LEAVE IT TO commentators (including moi) to find something, anything, to complain about. It's what they do. Marc Fisher, a senior editor at The Washington Post, has a beaut: 9/11 is all about New York. And that's unfair, he complains.
It's a gutsy piece. I didn't think anyone would go there. But go there he did in a long, three-page soliloquy. He complains that all of the media (and public) focus is on the Twin Towers. The attack on the Pentagon ― the root of his lament ― has been nearly forgotten. "[A] Life magazine book commemorating that tragic day, the story of the attack on the Pentagon merits five out of 208 pages," he writes. In “Project Rebirth,” a new documentary film telling the stories of Sept. 11 survivors, Fisher notes that "every one of the people profiled experienced the attacks in New York." He argues that between Manhattan being the world's media capital and its endless promotion by the likes of “America’s mayor" Rudy Giuliani after the attacks, "New York’s brassy, bold personality has colored the history of 9/11."

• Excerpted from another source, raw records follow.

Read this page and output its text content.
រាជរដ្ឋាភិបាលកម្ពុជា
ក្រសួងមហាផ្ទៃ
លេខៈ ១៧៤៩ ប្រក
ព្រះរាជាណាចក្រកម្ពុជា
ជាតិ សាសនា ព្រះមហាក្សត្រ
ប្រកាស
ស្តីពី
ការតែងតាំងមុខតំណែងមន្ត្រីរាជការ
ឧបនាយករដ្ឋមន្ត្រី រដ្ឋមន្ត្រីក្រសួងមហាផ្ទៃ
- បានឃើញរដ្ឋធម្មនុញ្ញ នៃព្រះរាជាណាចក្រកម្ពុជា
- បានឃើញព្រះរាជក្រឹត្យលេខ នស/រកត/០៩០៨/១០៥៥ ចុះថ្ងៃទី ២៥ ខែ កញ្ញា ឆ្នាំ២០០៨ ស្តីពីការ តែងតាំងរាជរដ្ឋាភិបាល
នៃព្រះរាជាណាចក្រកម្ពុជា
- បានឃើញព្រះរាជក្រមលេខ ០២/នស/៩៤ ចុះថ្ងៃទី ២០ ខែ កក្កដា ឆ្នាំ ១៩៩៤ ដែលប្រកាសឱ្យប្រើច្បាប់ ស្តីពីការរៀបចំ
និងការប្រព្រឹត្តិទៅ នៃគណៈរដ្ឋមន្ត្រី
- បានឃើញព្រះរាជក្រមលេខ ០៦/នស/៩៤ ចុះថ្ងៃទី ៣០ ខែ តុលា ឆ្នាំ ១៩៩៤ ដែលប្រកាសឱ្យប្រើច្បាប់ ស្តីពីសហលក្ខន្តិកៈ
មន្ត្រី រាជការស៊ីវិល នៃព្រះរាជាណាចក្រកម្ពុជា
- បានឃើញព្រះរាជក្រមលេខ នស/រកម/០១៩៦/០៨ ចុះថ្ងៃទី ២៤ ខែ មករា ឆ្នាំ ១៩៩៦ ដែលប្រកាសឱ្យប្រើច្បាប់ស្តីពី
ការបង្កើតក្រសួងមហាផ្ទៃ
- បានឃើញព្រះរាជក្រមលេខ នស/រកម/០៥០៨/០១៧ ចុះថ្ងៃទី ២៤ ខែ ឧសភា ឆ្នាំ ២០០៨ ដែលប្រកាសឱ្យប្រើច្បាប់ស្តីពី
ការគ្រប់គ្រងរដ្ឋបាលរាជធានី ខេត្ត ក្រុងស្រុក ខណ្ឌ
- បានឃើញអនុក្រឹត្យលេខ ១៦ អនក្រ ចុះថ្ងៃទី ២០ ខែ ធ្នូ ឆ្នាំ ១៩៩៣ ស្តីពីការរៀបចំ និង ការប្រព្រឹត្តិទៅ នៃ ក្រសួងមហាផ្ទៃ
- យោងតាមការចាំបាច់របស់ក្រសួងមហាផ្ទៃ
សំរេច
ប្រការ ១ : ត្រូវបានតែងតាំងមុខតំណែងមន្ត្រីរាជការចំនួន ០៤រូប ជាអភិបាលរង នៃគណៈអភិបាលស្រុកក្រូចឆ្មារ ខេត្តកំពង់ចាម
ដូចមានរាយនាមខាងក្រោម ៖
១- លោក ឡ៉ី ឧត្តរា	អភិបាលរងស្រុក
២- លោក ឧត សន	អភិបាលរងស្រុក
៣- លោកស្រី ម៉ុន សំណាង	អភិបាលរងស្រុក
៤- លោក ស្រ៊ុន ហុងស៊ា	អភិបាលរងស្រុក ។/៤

Fisher is right of course. He's not wrong when he notes that during next week's 10th-anniversary observances, chances are excellent indeed that visitors to the Pentagon Memorial will have it all to themselves. And though Fisher doesn't mention it, the scene at the Flight 93 National Memorial in Shanksville, Pennsylvania will be much the same. In a perfect world, all three memorials should be given equal attention. But I'm afraid Mr. Fisher is paddling upstream on this one (as even he concedes). The Twin Towers came to symbolize 9/11 powerfully, and history cannot be undone. That does not strike me as inappropriate as long as we also pay tribute to the other victims and heroes who died on that tragic day.